Newspaper Nine Queensland
(Image: Unsplash/Bank Phrom)

The latest deep dive into our journalism habits suggests printed media is unlikely to long survive COVID-19. The Pollyanna take? Print media’s loss is opening up space for a more interesting, more diverse journalistic ecosystem that better meets the needs of our communities.

The University of Canberra’s Digital News Report: Australia 2021, released yesterday as part of the Reuters Institute global survey, shows just one in five Australians have read news in a printed newspaper or magazine in the past week — about half as many as just five years ago.

Print media is the primary source of news for just 4% of Australians — most of them over 75 — and the average reader is significantly to the political right of print’s digital sibling.

The economics of old media made organisations look for mass audiences clustered around the political centre. Still true: commercial television and the major News Corp papers sit to the right of centre, Nine mastheads and ABC TV to the left. ABC Radio hits the statistical centre. (Remember, this is the audience, not necessarily the journalism.)

Audiences for new media are more diverse and more scattered across the political spectrum.

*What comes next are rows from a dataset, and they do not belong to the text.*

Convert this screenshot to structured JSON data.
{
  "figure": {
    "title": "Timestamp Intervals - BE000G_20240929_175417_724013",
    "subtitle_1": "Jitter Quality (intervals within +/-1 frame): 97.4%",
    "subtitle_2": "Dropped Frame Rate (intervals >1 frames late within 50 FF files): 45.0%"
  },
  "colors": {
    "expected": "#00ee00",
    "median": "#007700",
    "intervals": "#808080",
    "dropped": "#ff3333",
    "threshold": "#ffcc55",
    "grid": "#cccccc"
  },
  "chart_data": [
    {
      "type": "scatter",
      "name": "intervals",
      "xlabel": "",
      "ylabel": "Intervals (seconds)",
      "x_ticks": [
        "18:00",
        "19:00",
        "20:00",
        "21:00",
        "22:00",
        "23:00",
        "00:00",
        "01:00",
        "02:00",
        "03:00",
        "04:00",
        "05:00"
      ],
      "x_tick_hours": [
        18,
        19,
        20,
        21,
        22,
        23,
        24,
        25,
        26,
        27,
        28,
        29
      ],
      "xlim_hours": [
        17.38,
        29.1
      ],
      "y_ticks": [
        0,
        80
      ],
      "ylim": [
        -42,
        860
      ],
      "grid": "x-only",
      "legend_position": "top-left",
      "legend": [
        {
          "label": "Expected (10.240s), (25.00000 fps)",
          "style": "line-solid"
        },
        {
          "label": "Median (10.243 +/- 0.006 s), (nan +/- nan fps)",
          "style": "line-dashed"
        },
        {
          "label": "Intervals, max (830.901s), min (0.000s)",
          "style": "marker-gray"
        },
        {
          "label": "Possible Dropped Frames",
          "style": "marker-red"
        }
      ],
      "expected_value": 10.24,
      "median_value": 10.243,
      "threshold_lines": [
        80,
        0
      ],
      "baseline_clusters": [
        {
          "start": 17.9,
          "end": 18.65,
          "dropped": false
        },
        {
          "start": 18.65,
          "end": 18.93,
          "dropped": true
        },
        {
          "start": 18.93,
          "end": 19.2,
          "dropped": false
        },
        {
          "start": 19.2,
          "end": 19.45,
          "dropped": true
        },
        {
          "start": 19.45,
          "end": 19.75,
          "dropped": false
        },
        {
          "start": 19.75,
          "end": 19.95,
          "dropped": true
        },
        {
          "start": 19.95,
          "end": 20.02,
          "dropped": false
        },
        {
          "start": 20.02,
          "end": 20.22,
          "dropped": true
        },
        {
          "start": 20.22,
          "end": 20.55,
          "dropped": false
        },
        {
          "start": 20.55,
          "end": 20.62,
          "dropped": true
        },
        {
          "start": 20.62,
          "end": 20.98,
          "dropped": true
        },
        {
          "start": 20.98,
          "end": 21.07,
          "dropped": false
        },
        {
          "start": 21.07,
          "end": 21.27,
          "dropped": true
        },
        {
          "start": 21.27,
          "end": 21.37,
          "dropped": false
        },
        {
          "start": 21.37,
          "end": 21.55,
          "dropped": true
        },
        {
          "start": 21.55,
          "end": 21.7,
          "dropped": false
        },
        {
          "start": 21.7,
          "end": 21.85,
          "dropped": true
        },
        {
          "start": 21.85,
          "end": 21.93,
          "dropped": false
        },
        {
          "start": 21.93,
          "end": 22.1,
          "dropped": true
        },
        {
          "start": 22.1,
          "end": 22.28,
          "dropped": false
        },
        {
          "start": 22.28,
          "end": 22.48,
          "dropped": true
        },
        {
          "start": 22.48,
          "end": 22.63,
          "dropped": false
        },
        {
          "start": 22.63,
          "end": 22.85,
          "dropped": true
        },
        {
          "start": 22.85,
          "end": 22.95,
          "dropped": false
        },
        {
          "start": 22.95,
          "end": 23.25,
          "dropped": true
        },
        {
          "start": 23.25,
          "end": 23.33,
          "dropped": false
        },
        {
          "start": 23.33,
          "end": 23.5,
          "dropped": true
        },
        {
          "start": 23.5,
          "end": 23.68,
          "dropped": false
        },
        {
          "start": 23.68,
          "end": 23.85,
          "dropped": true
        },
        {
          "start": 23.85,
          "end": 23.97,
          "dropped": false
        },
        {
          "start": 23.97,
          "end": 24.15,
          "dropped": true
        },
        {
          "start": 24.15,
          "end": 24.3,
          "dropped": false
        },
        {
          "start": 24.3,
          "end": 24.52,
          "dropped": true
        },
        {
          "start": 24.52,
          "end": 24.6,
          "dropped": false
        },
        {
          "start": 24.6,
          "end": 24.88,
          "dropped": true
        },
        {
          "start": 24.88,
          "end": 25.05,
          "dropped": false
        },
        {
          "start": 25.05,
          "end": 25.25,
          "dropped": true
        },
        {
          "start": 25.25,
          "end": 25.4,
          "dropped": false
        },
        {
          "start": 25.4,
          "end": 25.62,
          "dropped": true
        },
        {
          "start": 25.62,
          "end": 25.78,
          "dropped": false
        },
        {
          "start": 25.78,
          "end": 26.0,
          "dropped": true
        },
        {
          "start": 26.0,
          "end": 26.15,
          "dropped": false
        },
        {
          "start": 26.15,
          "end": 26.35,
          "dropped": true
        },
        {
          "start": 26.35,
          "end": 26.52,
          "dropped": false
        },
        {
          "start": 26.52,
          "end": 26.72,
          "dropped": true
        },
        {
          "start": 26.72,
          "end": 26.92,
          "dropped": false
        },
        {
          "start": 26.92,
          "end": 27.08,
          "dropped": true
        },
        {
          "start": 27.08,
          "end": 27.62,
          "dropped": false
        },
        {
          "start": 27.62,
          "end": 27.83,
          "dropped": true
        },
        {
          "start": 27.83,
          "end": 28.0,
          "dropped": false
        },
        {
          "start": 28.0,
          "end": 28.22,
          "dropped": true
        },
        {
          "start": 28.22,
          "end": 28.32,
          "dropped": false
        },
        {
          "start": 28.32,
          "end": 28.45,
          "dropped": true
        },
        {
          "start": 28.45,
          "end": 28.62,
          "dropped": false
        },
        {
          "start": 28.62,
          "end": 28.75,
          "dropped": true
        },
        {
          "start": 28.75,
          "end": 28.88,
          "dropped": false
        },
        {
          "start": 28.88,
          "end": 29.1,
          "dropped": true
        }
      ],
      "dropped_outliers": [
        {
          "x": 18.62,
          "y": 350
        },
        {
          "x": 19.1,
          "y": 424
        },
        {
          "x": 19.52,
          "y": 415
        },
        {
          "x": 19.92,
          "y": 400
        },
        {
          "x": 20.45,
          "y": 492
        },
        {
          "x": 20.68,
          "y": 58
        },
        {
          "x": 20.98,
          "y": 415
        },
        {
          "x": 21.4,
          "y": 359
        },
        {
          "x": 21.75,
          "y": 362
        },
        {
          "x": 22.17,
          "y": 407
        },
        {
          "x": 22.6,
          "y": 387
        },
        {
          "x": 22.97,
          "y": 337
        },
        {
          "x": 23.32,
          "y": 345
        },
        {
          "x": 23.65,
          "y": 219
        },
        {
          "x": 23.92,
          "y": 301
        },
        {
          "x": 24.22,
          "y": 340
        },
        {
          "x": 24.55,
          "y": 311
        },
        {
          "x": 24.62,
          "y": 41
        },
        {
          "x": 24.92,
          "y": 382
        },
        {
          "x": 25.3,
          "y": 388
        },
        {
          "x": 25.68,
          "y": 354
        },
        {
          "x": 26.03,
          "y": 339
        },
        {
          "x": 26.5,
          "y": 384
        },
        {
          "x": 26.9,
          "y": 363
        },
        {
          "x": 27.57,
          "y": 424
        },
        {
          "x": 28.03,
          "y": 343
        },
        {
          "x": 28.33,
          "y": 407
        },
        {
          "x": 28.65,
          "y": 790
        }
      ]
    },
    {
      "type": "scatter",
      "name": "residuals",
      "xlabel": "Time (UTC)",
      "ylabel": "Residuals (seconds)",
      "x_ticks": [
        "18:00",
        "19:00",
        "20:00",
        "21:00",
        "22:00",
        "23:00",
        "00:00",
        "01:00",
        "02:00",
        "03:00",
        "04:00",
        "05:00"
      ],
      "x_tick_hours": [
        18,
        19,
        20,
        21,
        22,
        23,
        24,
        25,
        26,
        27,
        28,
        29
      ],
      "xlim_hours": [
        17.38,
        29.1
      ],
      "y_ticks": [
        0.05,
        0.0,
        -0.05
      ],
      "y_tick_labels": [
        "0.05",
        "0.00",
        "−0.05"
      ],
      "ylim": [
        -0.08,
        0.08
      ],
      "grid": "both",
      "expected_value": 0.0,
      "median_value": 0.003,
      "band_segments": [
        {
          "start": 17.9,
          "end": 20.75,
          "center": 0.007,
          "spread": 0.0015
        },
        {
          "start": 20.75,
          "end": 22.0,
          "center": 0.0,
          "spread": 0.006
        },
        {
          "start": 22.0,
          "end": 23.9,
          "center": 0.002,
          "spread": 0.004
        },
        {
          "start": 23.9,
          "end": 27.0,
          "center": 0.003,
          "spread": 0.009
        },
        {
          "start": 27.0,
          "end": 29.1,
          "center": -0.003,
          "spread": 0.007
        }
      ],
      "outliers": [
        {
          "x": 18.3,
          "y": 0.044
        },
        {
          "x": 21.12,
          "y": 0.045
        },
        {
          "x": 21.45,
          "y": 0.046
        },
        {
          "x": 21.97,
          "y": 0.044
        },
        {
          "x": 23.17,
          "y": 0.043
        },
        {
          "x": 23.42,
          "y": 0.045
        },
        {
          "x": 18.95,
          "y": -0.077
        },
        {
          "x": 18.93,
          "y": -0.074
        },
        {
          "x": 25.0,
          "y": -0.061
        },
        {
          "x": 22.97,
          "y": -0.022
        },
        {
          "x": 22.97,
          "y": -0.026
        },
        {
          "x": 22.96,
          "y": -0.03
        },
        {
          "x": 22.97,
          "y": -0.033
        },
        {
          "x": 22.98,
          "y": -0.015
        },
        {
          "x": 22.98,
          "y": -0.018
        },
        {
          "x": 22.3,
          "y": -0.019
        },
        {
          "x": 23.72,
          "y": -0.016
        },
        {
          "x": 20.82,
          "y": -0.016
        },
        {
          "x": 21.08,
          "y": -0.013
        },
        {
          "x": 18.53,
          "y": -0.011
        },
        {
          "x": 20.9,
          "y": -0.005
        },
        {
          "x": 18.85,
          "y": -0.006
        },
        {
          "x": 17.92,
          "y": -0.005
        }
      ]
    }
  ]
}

The post-print future is already happening in local news. As regional and community print titles closed last year (and then largely consolidated into state-based tabloids), new digital (small) players have sprung up, with more local news and more focus on community. Take, for example, In the Cove, reporting out of Sydney’s Lane Cove.

At the city level, the once-mighty press is looking like a cross between a legacy service to an aging audience and brand promotion for the digital service. Take out hardy media philanthropists like Harvey Norman and Clive Palmer (and the racing industry) and there’s precious little advertising left to justify keeping it alive.

In Australia’s offline news world, print has been replaced by television, where the leader — in trust, in audience, in influence — is the ABC. It’s a closer race on the internet, although there it’s the generic (and free) brands — such as news.com.au and nine.com.au — rather than the paywalled mastheads that have entrenched the lead the ABC has seized during events like the 2019-20 bushfire season.

The Digital News Report suggests that the pool for digital subscriptions may be close to soaked up. About 13% of Australians have made some financial contribution to digital news in the past 12 months. (That includes you, Crikey subscriber!) That’s the same number as last year, although up 3% points since 2016. It’s behind the 17% global average, and the 21% in the US market. (Blame public broadcasting? The UK is even lower at 8%.)

Most payments are for subscriptions (including transitional print-digital bundles). Others are donations, as online news organisations like The Conversation follow The Guardian’s lead of appealing for donations to keep journalism public.

The collapse of the centuries-long print habit is no surprise, but it has come remarkably quickly.

It’s less than a decade since Australia’s major publishers went “digital first”, prioritising online audiences rather than holding its best stories for the morning print edition. It’s just five years since traditional media acknowledged that the advertising-supported free news model couldn’t work online.

Now COVID-19 has accelerated the breaking point, as the print product has vanished from the shared space of cafes, public transport and work rooms. How close is print to being irremediably non-viable? Looks like somewhere between “very close” and “there already”.

The most recent financial figures from Nine (less opaque than the quarterly News Corp figures) say the digital revenues of its once-was-Fairfax arm are now greater than its print revenues. (That said, Nine’s digital arm has been added to the mix.)

But with the multi-million-dollar boost from big tech under the news media bargaining code, the Fairfax remnant in Nine will now have most of its revenues coming from digital while most of its costs are spent printing for an aging audience, largely spurned by advertisers.

As Charles Dickens’ Mr Micawber would say: “Result, misery.”